We finally got them contained behind some electric fence so I could put my vegetable garden in without worrying that they would eat their way through it but now a new problem, they don't want to be outside!!  The fence runs off the sliding door from the barn and in the morning I put them outside and shut the door.  They do EVERYTHING within their power to get back into the barn.  Nudging the door open, running at it full tilt every time I open it to change water.  It's getting ridonkulous!!  They're getting big and strong and I'm having to handle them pretty roughly just to keep them from shoving their way inside every time I open the door.  

WHY DO THEY WANT IN THERE SO BAD??!?!?  There's plenty of food and forage and shade and water and even FUN outside!!!  If I leave the barn door open they spend the entire day in the barn trying to get stuck on/in/under something and peeing and pooping unecessarily in their stall.  

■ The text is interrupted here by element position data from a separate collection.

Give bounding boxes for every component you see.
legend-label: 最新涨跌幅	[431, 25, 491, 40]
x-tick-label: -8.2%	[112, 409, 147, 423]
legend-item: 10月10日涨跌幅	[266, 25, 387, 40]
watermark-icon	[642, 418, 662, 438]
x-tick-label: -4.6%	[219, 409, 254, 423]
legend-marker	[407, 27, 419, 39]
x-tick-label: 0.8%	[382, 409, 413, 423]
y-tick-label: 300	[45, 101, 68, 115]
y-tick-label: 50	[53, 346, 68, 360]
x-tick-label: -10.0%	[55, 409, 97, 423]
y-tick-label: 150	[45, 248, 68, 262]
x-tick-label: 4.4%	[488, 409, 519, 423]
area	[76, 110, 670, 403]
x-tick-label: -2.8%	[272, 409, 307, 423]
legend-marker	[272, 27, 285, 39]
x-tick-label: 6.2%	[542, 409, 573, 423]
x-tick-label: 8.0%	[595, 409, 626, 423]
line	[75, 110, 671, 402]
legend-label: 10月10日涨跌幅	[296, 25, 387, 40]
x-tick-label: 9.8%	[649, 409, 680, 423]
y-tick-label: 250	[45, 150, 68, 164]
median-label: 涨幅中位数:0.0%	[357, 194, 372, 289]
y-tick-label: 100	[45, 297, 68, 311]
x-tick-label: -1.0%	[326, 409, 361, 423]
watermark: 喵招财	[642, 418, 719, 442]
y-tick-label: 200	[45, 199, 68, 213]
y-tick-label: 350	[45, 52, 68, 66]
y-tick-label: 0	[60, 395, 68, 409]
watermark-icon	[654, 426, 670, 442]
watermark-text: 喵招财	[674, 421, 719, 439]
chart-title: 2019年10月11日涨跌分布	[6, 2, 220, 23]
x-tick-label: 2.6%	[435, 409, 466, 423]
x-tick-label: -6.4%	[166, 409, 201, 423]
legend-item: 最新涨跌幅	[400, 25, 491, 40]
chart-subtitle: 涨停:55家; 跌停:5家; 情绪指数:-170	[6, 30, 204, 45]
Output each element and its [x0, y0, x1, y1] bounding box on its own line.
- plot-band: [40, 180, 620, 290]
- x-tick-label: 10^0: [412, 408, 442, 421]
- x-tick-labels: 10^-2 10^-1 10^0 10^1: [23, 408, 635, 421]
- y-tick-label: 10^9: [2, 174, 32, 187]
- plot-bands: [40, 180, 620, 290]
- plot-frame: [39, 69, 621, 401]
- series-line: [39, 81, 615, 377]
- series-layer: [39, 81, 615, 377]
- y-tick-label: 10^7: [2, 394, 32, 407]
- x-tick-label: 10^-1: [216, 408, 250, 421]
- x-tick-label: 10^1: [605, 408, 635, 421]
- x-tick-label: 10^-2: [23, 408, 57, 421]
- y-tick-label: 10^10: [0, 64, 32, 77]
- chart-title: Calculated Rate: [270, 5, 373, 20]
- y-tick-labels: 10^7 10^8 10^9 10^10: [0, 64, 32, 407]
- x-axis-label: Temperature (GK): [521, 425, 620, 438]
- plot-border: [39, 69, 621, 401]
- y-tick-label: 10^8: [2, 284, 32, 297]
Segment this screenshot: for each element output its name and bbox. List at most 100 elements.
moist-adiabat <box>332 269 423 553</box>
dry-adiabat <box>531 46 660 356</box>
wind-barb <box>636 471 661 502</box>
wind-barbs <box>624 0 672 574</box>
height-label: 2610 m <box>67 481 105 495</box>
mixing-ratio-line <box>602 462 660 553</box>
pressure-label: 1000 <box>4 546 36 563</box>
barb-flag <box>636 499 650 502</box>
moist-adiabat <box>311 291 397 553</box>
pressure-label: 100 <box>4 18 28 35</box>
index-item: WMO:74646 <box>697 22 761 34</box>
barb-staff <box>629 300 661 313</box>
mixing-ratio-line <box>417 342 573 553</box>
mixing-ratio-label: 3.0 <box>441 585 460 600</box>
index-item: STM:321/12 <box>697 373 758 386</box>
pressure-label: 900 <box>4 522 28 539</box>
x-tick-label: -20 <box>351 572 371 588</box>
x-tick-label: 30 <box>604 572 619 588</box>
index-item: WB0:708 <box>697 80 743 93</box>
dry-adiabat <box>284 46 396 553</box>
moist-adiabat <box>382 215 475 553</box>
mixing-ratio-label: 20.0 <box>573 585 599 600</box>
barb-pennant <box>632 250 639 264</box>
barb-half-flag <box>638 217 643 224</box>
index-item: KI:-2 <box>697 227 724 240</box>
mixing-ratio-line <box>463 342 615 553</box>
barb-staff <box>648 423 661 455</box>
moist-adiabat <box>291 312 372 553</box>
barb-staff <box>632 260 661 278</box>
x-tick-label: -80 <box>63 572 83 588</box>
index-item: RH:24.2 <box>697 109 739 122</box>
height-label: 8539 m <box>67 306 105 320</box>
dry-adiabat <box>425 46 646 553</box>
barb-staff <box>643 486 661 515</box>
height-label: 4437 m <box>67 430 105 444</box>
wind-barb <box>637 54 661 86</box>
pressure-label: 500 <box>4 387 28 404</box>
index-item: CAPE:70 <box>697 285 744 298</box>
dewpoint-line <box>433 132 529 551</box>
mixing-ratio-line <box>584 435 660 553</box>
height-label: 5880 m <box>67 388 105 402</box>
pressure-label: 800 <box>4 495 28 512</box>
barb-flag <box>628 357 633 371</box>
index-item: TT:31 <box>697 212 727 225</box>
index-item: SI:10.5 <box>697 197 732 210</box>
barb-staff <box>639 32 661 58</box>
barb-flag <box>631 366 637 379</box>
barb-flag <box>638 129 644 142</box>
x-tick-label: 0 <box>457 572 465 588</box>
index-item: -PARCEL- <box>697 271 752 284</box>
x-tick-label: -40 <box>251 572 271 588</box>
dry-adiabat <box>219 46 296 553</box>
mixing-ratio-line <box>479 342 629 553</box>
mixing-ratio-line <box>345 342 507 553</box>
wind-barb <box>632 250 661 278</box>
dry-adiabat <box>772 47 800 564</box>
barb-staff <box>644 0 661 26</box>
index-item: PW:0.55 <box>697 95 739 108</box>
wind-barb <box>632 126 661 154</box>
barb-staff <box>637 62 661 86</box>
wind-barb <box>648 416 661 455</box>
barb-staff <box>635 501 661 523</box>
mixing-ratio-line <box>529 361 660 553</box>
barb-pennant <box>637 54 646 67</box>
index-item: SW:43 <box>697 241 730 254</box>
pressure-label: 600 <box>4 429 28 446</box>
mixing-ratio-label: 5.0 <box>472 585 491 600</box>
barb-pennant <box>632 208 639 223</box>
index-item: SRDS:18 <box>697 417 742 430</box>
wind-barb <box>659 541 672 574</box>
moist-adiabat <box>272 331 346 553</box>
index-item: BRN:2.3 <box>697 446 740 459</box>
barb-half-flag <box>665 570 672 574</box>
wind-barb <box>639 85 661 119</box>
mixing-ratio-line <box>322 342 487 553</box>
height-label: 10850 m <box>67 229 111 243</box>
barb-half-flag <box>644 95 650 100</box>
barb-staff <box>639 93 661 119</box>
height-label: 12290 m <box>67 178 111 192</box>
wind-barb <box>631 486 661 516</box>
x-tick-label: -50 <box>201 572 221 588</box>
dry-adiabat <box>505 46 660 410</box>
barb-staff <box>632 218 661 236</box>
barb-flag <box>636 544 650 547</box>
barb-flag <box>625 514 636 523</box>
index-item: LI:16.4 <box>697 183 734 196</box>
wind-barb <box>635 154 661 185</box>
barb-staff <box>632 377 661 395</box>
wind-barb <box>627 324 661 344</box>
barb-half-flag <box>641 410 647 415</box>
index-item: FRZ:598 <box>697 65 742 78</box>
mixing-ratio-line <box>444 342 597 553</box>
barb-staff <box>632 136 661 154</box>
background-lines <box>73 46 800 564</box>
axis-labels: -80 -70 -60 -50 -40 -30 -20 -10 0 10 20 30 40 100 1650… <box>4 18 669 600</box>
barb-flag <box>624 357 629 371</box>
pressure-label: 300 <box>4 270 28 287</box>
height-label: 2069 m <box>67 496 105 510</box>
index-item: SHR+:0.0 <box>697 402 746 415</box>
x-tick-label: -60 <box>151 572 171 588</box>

Oh, and a complete side note...I don't know how to clip hooves, the videos on You Tube were only slightly helpful, and I'm not sure I'm doing it properly and I don't want to hurt them...any advice for a first timer?  Do you think a horse farrier would do goat hooves for me?


----------



## NachoFarm (Jun 27, 2012)

Oh and as well concerning behaviour, whenever I have one of my human kids out in the barn/pasture with me, the one doe will rear up and appear to challenge my kids with her horns.  They came to us at 8 weeks with their horns still intact and man, now I know why people disbud.  Why are they doing this specifically to my kids and how can I strongly discourage it?


----------



## ksj0225 (Jun 27, 2012)

Do you have a goat mentor around or anyone that could come over to help with their hooves the first time.  I've found that watching someone in real-life beats youtube hands down.  You and the kids need to start putting the goats in their place with the head butting.


----------



## elevan (Jun 27, 2012)

Trimming hooves is relatively easy after you've done it a few times.  Just keep at it.  Practice makes perfect after all  

Wanting to be in the barn?  My goats like to come in for a while and then they'll go back out and then they're back in and so on.  

Headbutting / rearing toward your human children...nip this in the bud.  Teach your kids to be authoritative with the goats.  The goats need to see them as higher in the pecking order.


----------